Importa-nos de perto nessas Jornadas estarmos com os olhos voltados para os tempos que correm. Tendo em vista nosso contexto, em que a extrema direita assombra os diferentes meandros das vidas cotidianas nos mais diversos grupos sociais brasileiros, destacamos, por fim, algumas questões: como têm se virado as minorias, os falasseres em peles não branca-cis–hétero no Brasil de hoje? Como fazem gays, lésbicas, trans… para se autorizarem em meio à barbárie[3] da época? E negros e negras? Seria possível falarmos de autorização também aí? Haveria uma diferença, por exemplo, entre “tornar-se negro” e “autorizar-se”? Qual seria ela?
E em nossas variadas práticas cotidianas como analistas na cidade – desde os atendimentos particulares ao trabalho em instituições, passando pela prática em conversações –, o que tem nos desafiado nesses tempos que correm?

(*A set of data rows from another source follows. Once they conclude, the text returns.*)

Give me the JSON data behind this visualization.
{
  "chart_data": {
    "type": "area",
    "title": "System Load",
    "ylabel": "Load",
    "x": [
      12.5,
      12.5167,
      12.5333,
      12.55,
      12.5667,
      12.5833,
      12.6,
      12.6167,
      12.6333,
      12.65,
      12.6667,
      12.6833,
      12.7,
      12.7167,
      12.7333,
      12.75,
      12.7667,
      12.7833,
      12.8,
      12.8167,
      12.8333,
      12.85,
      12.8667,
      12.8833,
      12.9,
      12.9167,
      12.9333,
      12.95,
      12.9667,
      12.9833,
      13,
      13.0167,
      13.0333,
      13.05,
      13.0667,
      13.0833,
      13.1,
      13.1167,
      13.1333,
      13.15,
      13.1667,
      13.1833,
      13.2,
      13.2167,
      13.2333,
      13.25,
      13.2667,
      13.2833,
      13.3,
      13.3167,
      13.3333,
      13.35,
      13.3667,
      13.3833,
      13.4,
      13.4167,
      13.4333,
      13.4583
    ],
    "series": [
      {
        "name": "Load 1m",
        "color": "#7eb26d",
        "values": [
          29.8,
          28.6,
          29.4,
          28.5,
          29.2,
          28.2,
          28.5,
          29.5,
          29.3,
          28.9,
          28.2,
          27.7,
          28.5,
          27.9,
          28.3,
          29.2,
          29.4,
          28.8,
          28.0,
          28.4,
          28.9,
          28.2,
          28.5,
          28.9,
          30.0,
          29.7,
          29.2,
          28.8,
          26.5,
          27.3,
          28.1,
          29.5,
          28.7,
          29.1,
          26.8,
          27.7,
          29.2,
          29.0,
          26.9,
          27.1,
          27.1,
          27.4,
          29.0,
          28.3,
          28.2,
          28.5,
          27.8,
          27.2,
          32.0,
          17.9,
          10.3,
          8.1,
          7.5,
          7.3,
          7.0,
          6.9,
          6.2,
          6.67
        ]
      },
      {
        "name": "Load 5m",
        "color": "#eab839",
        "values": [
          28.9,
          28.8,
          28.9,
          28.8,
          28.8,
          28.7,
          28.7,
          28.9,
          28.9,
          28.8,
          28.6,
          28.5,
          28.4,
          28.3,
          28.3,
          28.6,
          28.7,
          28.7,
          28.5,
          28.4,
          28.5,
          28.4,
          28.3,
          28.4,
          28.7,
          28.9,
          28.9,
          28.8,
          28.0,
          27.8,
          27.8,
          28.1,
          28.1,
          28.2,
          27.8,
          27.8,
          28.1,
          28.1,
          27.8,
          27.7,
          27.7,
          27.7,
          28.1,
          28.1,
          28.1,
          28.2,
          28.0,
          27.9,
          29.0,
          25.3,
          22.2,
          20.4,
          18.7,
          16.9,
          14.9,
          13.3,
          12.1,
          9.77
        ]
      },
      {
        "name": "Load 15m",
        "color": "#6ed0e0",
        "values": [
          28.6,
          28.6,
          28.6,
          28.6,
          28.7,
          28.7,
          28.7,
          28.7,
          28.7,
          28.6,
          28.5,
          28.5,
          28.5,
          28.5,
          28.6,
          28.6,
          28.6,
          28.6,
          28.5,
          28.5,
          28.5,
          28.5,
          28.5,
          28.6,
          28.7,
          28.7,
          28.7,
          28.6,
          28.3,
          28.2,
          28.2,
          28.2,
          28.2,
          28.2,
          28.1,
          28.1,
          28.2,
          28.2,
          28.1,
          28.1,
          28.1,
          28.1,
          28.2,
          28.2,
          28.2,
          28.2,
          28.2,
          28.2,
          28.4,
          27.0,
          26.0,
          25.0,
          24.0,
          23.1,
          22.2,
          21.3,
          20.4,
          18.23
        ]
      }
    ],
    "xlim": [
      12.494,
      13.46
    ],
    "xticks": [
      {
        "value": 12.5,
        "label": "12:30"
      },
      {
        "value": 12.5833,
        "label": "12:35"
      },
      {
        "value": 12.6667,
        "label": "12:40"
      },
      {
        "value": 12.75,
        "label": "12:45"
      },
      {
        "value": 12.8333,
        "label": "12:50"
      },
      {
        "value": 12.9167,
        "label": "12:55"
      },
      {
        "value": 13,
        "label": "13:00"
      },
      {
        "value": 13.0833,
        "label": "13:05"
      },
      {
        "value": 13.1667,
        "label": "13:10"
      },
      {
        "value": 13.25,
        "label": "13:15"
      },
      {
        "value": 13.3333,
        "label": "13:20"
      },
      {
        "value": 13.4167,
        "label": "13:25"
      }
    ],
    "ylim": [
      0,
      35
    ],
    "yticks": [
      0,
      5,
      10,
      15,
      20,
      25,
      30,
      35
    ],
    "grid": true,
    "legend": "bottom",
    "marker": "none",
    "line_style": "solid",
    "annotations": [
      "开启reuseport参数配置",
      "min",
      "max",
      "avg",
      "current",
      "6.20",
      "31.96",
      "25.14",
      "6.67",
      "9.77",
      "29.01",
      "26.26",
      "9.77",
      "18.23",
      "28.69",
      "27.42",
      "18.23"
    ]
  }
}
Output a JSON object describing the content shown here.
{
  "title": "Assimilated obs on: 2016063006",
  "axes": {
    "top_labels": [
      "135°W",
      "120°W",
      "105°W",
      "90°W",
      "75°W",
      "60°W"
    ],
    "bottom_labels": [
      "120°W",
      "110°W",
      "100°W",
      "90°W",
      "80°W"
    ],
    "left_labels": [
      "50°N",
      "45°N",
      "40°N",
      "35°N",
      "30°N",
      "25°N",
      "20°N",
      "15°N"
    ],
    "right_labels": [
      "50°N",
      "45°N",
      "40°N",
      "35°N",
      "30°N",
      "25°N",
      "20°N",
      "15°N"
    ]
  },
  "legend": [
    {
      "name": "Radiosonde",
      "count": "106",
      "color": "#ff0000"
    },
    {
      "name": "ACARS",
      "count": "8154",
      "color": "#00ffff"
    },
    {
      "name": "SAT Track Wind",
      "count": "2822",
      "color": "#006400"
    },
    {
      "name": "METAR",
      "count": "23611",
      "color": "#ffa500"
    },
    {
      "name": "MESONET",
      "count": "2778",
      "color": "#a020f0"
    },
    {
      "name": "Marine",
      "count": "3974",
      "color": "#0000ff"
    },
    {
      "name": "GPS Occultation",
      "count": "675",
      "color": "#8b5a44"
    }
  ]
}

Como temos lido as variadas articulações entre sujeito e objeto nos “ballets contemporâneos” ou nos tantos coletivos que proliferam e se mostram cada vez mais como uma marca da época? O que temos aprendido sobre a importância de sermos flexíveis nas estratégias e táticas, sem deixar de nos mantermos firmemente orientados pela política da psicanálise na clínica e na cidade?
Aguardamos as contribuições de todos para avançarmos.
Este argumento continua em construção e aberto a reescritas pela contribuição de tod@sdurante nossas 29ª Jornadas. Ao trabalho!
[1] Vieira, M.A. et al., 2022. Disponível na Bibliografia sugerida que consta do site das 29ª Jornadas Clínicas da Escola Brasileira de Psicanálise – Seção Rio – e do Instituto de Clínica Psicanalítica do Rio de Janeiro – ICP-RJ – Lógicas coletivas nos tempos que correm.
[2] Umas das traduções sugerida por Marcus André Vieira para o termo em francês bord du réel, mais comumente traduzido por “borda do real”. Cf. em Vieira, M.A. et al., 2022.
[3] O termo “barbárie” é utilizado por Lacan em seu texto “O tempo lógico e a asserção da certeza antecipada”, na seguinte passagem: “1º) Um homem sabe o que não é um homem; 2º) Os homens se reconhecem entre si como sendo homens; 3º) Eu afirmo ser homem, por medo de ser convencido pelos homens de não ser homem. Movimento que fornece a lógica de toda assimilação ‘humana’, precisamente na medida em que ela se coloca como assimiladora de uma barbárie e, no entanto, reserva a determinação essencial do [eu]…”. Lacan, J. Escritos. Rio de Janeiro: Jorge Zahar, 1998, p. 213.